Barrow, Westport Demesne, Co. Mayo
Co. Mayo |
Barrows
Within the landscaped grounds of Westport Demesne in County Mayo, there sits a feature recorded simply as a barrow, one of those quietly anomalous presences that a casual visitor might walk past without a second thought.
Barrows are burial mounds, typically raised over the remains of the dead during the Bronze Age or earlier, and they appear across Ireland in all manner of settings, from open hilltops to farmland margins. What gives this one a particular character is its location within a designed demesne landscape, where the formal arrangements of an eighteenth-century estate have grown up around something far older, leaving the two in an uneasy and largely unacknowledged proximity.

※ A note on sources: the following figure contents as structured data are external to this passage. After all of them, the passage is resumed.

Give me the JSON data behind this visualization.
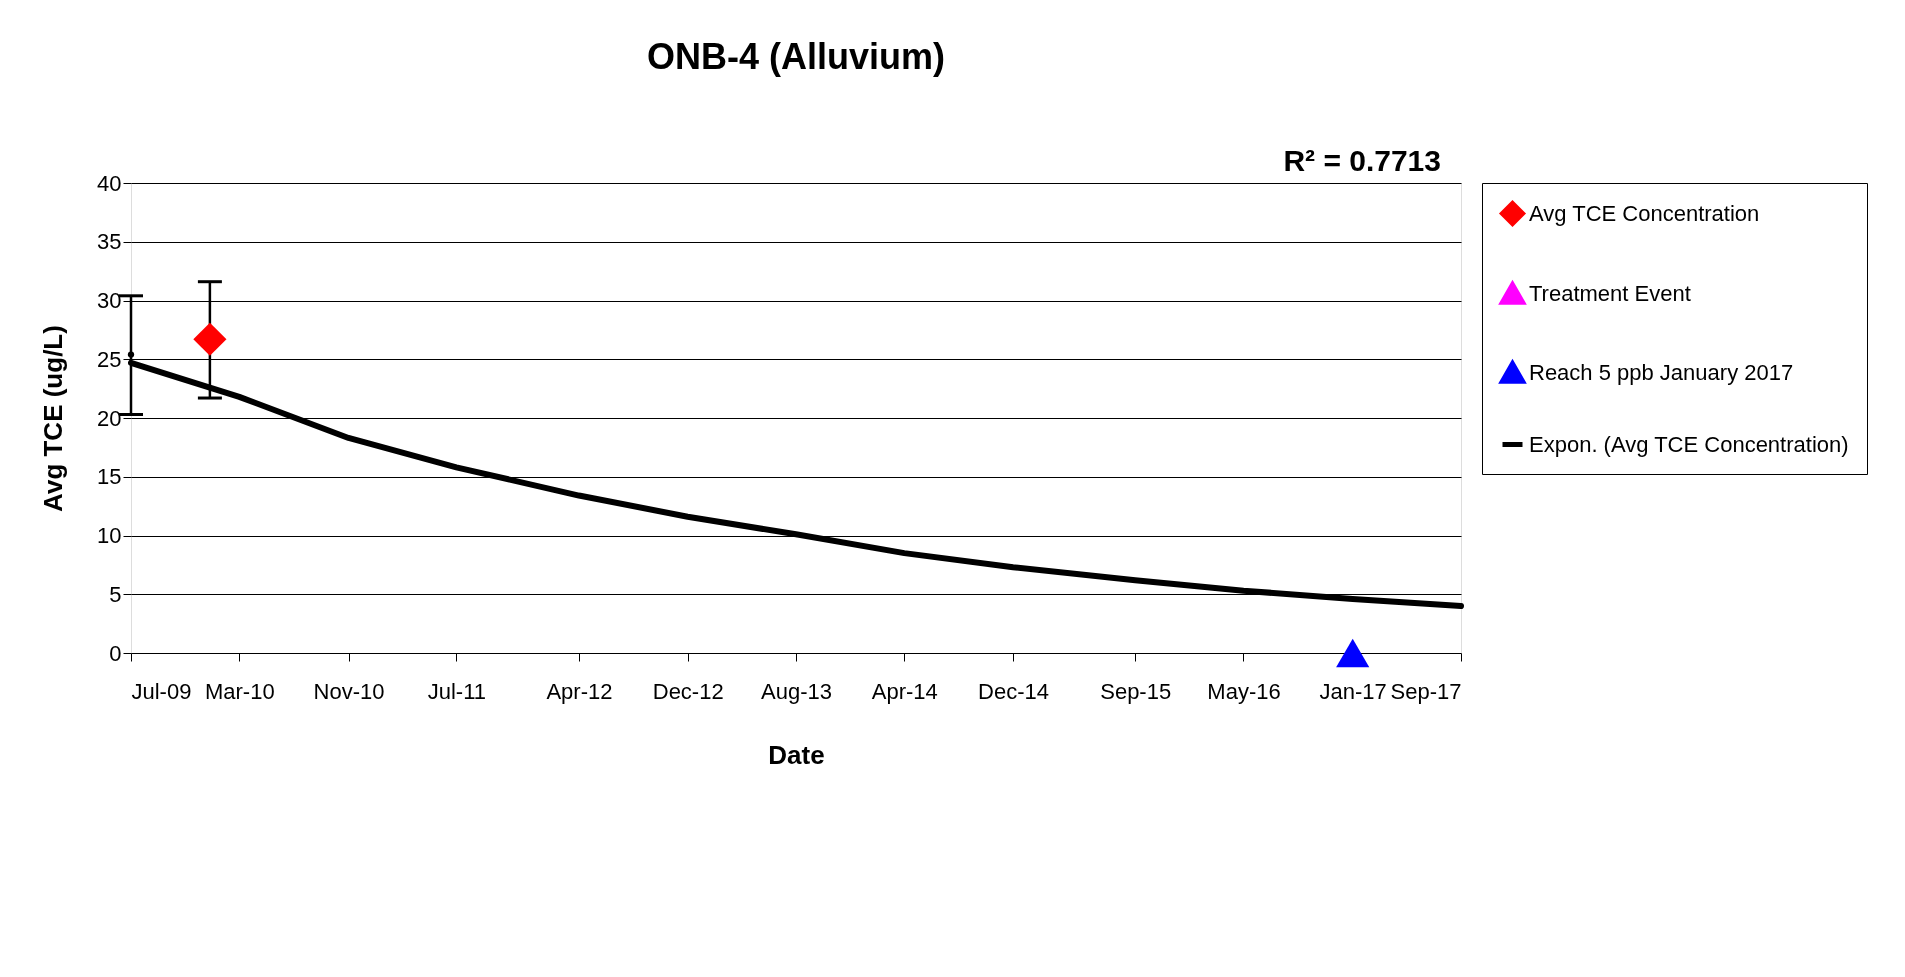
{
  "chart_data": {
    "type": "scatter",
    "title": "ONB-4 (Alluvium)",
    "xlabel": "Date",
    "ylabel": "Avg TCE  (ug/L)",
    "xlim": [
      "2009-07-01",
      "2017-09-01"
    ],
    "xticks": [
      {
        "value": "2009-07-01",
        "label": "Jul-09"
      },
      {
        "value": "2010-03-01",
        "label": "Mar-10"
      },
      {
        "value": "2010-11-01",
        "label": "Nov-10"
      },
      {
        "value": "2011-07-01",
        "label": "Jul-11"
      },
      {
        "value": "2012-04-01",
        "label": "Apr-12"
      },
      {
        "value": "2012-12-01",
        "label": "Dec-12"
      },
      {
        "value": "2013-08-01",
        "label": "Aug-13"
      },
      {
        "value": "2014-04-01",
        "label": "Apr-14"
      },
      {
        "value": "2014-12-01",
        "label": "Dec-14"
      },
      {
        "value": "2015-09-01",
        "label": "Sep-15"
      },
      {
        "value": "2016-05-01",
        "label": "May-16"
      },
      {
        "value": "2017-01-01",
        "label": "Jan-17"
      },
      {
        "value": "2017-09-01",
        "label": "Sep-17"
      }
    ],
    "ylim": [
      0,
      40
    ],
    "yticks": [
      0,
      5,
      10,
      15,
      20,
      25,
      30,
      35,
      40
    ],
    "grid": "y",
    "legend": "right",
    "line_style": "solid",
    "annotations": [
      "R² = 0.7713"
    ],
    "series": [
      {
        "name": "Avg TCE Concentration",
        "marker": "diamond",
        "color": "#ff0000",
        "x": [
          "2009-12-25"
        ],
        "values": [
          26.7
        ],
        "errors": [
          [
            21.7,
            31.6
          ]
        ]
      },
      {
        "marker": "circle",
        "color": "#000000",
        "x": [
          "2009-07-01"
        ],
        "values": [
          25.4
        ],
        "errors": [
          [
            20.3,
            30.4
          ]
        ]
      },
      {
        "name": "Treatment Event",
        "marker": "triangle",
        "color": "#ff00ff"
      },
      {
        "name": "Reach 5 ppb January 2017",
        "marker": "triangle",
        "color": "#0000ff",
        "x": [
          "2017-01-01"
        ],
        "values": [
          0
        ]
      },
      {
        "name": "Expon. (Avg TCE Concentration)",
        "type": "line",
        "color": "#000000",
        "x": [
          "2009-07-01",
          "2010-03-01",
          "2010-11-01",
          "2011-07-01",
          "2012-04-01",
          "2012-12-01",
          "2013-08-01",
          "2014-04-01",
          "2014-12-01",
          "2015-09-01",
          "2016-05-01",
          "2017-01-01",
          "2017-09-01"
        ],
        "values": [
          24.7,
          21.8,
          18.3,
          15.8,
          13.4,
          11.6,
          10.1,
          8.5,
          7.3,
          6.2,
          5.3,
          4.6,
          4.0
        ]
      }
    ]
  }
}
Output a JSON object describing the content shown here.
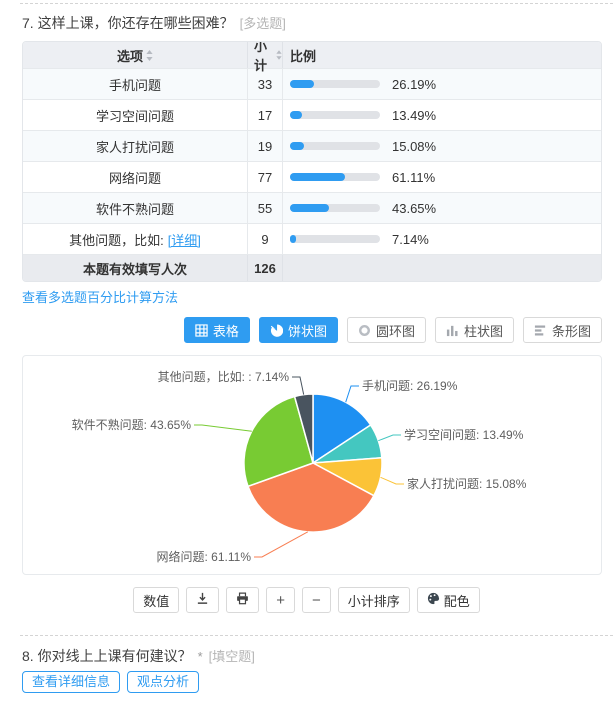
{
  "colors": {
    "accent": "#2f9cf1",
    "bar_fill": "#2f9cf1",
    "bar_track": "#e0e2e6"
  },
  "question7": {
    "title": "7. 这样上课，你还存在哪些困难？",
    "type_tag": "[多选题]",
    "table": {
      "headers": {
        "option": "选项",
        "count": "小计",
        "ratio": "比例"
      },
      "rows": [
        {
          "option": "手机问题",
          "count": "33",
          "percent": "26.19%",
          "pct": 26.19
        },
        {
          "option": "学习空间问题",
          "count": "17",
          "percent": "13.49%",
          "pct": 13.49
        },
        {
          "option": "家人打扰问题",
          "count": "19",
          "percent": "15.08%",
          "pct": 15.08
        },
        {
          "option": "网络问题",
          "count": "77",
          "percent": "61.11%",
          "pct": 61.11
        },
        {
          "option": "软件不熟问题",
          "count": "55",
          "percent": "43.65%",
          "pct": 43.65
        },
        {
          "option": "其他问题，比如:",
          "detail_link": "[详细]",
          "count": "9",
          "percent": "7.14%",
          "pct": 7.14
        }
      ],
      "footer": {
        "label": "本题有效填写人次",
        "count": "126"
      }
    },
    "method_link": "查看多选题百分比计算方法",
    "chart_tabs": [
      {
        "label": "表格",
        "icon": "table-icon",
        "active": true
      },
      {
        "label": "饼状图",
        "icon": "pie-icon",
        "active": true
      },
      {
        "label": "圆环图",
        "icon": "donut-icon",
        "active": false
      },
      {
        "label": "柱状图",
        "icon": "column-icon",
        "active": false
      },
      {
        "label": "条形图",
        "icon": "bar-icon",
        "active": false
      }
    ],
    "toolbar": {
      "value_button": "数值",
      "sort_button": "小计排序",
      "palette_button": "配色"
    }
  },
  "chart_data": {
    "type": "pie",
    "categories": [
      "手机问题",
      "学习空间问题",
      "家人打扰问题",
      "网络问题",
      "软件不熟问题",
      "其他问题，比如:"
    ],
    "values": [
      33,
      17,
      19,
      77,
      55,
      9
    ],
    "percents": [
      26.19,
      13.49,
      15.08,
      61.11,
      43.65,
      7.14
    ],
    "labels": [
      "手机问题: 26.19%",
      "学习空间问题: 13.49%",
      "家人打扰问题: 15.08%",
      "网络问题: 61.11%",
      "软件不熟问题: 43.65%",
      "其他问题，比如: : 7.14%"
    ],
    "colors": [
      "#1e90f2",
      "#44c7c0",
      "#fbc337",
      "#f87e52",
      "#78cb33",
      "#49545f"
    ],
    "legend": "none",
    "title": "",
    "note": "multi-select pie, slices normalized to percents sum 166.66"
  },
  "question8": {
    "title": "8. 你对线上上课有何建议？",
    "required_mark": "*",
    "type_tag": "[填空题]",
    "detail_button": "查看详细信息",
    "analysis_button": "观点分析"
  }
}
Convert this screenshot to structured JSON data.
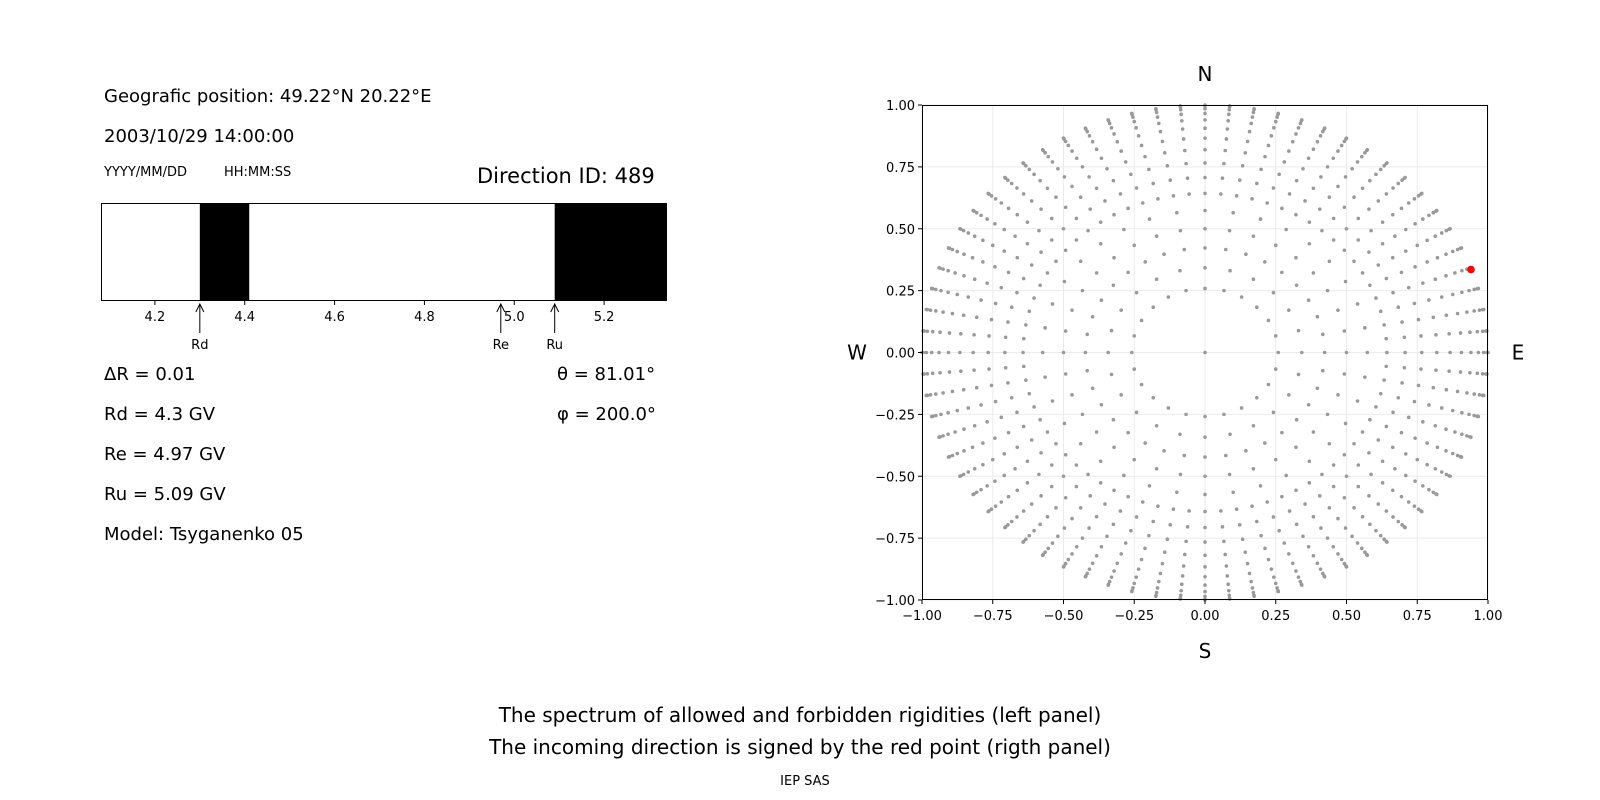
{
  "left_panel": {
    "position_text": "Geografic position: 49.22°N 20.22°E",
    "datetime_text": "2003/10/29 14:00:00",
    "date_format_label": "YYYY/MM/DD",
    "time_format_label": "HH:MM:SS",
    "direction_text": "Direction ID: 489",
    "delta_r_text": "ΔR = 0.01",
    "rd_text": "Rd = 4.3 GV",
    "re_text": "Re = 4.97 GV",
    "ru_text": "Ru = 5.09 GV",
    "model_text": "Model: Tsyganenko 05",
    "theta_text": "θ = 81.01°",
    "phi_text": "φ = 200.0°"
  },
  "chart_data": [
    {
      "type": "bar",
      "description_kind": "rigidity spectrum (allowed=white, forbidden=black)",
      "xlim": [
        4.08,
        5.34
      ],
      "x_ticks": [
        4.2,
        4.4,
        4.6,
        4.8,
        5.0,
        5.2
      ],
      "x_tick_labels": [
        "4.2",
        "4.4",
        "4.6",
        "4.8",
        "5.0",
        "5.2"
      ],
      "forbidden_bands": [
        [
          4.3,
          4.41
        ],
        [
          5.09,
          5.34
        ]
      ],
      "markers": [
        {
          "label": "Rd",
          "value": 4.3
        },
        {
          "label": "Re",
          "value": 4.97
        },
        {
          "label": "Ru",
          "value": 5.09
        }
      ],
      "colors": {
        "forbidden": "#000000",
        "allowed": "#ffffff"
      }
    },
    {
      "type": "scatter",
      "xlim": [
        -1.0,
        1.0
      ],
      "ylim": [
        -1.0,
        1.0
      ],
      "x_ticks": [
        -1.0,
        -0.75,
        -0.5,
        -0.25,
        0.0,
        0.25,
        0.5,
        0.75,
        1.0
      ],
      "x_tick_labels": [
        "−1.00",
        "−0.75",
        "−0.50",
        "−0.25",
        "0.00",
        "0.25",
        "0.50",
        "0.75",
        "1.00"
      ],
      "y_ticks": [
        1.0,
        0.75,
        0.5,
        0.25,
        0.0,
        -0.25,
        -0.5,
        -0.75,
        -1.0
      ],
      "y_tick_labels": [
        "1.00",
        "0.75",
        "0.50",
        "0.25",
        "0.00",
        "−0.25",
        "−0.50",
        "−0.75",
        "−1.00"
      ],
      "grid": true,
      "compass": {
        "north": "N",
        "south": "S",
        "west": "W",
        "east": "E"
      },
      "direction_grid": {
        "center": [
          0.0,
          0.0
        ],
        "theta_step_deg": 5,
        "theta_max_deg": 90,
        "rings": [
          {
            "from_theta_deg": 15,
            "azimuth_step_deg": 15
          },
          {
            "from_theta_deg": 25,
            "azimuth_step_deg": 10
          },
          {
            "from_theta_deg": 40,
            "azimuth_step_deg": 5
          }
        ]
      },
      "highlight_point": {
        "x": 0.94,
        "y": 0.335
      },
      "colors": {
        "points": "#999999",
        "highlight": "#ff0000"
      }
    }
  ],
  "footer": {
    "line1": "The spectrum of allowed and forbidden rigidities (left panel)",
    "line2": "The incoming direction is signed by the red point (rigth panel)",
    "credit": "IEP SAS"
  }
}
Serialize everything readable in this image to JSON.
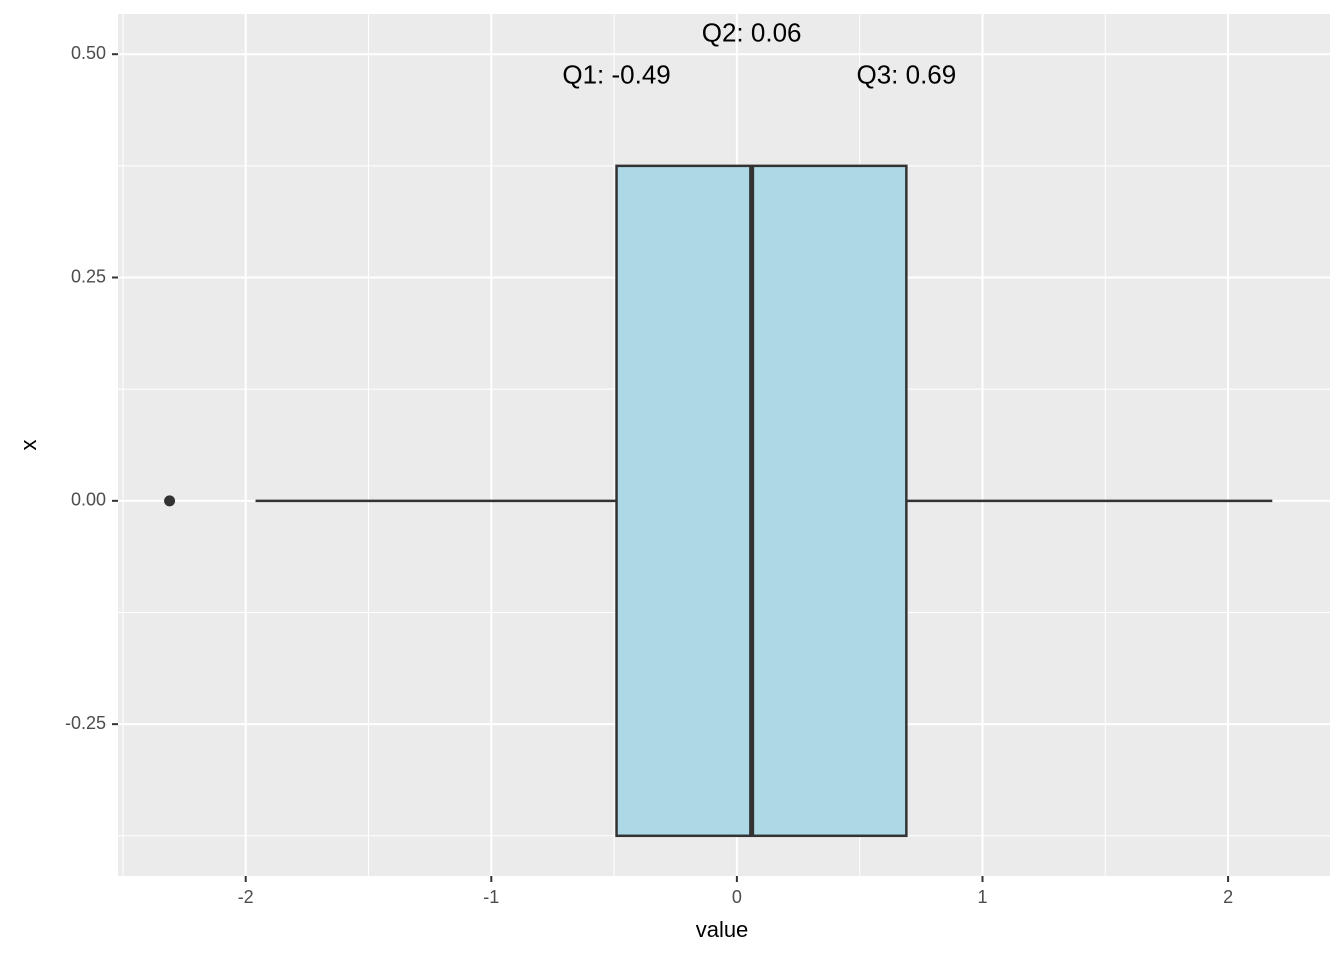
{
  "chart_data": {
    "type": "boxplot",
    "orientation": "horizontal",
    "xlabel": "value",
    "ylabel": "x",
    "xlim": [
      -2.52,
      2.415
    ],
    "ylim": [
      -0.42,
      0.545
    ],
    "xticks": [
      -2,
      -1,
      0,
      1,
      2
    ],
    "yticks": [
      {
        "value": -0.25,
        "label": "-0.25"
      },
      {
        "value": 0,
        "label": "0.00"
      },
      {
        "value": 0.25,
        "label": "0.25"
      },
      {
        "value": 0.5,
        "label": "0.50"
      }
    ],
    "grid": true,
    "color": "#add8e6",
    "edge_color": "#333333",
    "boxes": [
      {
        "y": 0,
        "whislo": -1.96,
        "q1": -0.49,
        "med": 0.06,
        "q3": 0.69,
        "whishi": 2.18,
        "fliers": [
          -2.31
        ]
      }
    ],
    "annotations": [
      {
        "text": "Q1:  -0.49",
        "y": 0.475
      },
      {
        "text": "Q2:  0.06",
        "y": 0.522
      },
      {
        "text": "Q3:  0.69",
        "y": 0.475
      }
    ]
  }
}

Westport Demesne is the parkland surrounding Westport House, the seat of the Browne family, later the Marquesses of Sligo, and the landscape was laid out with considerable care from the mid-eighteenth century onwards. The grounds were worked on by the landscape architect James Wyatt, and the Carrowbeg River was incorporated into the design. That a prehistoric burial monument survives within this cultivated setting is a reminder that the land was well used long before any demesne wall was drawn around it. Unfortunately, detailed information specific to this barrow, including its dimensions, condition, or any record of investigation, is not currently available in the public domain.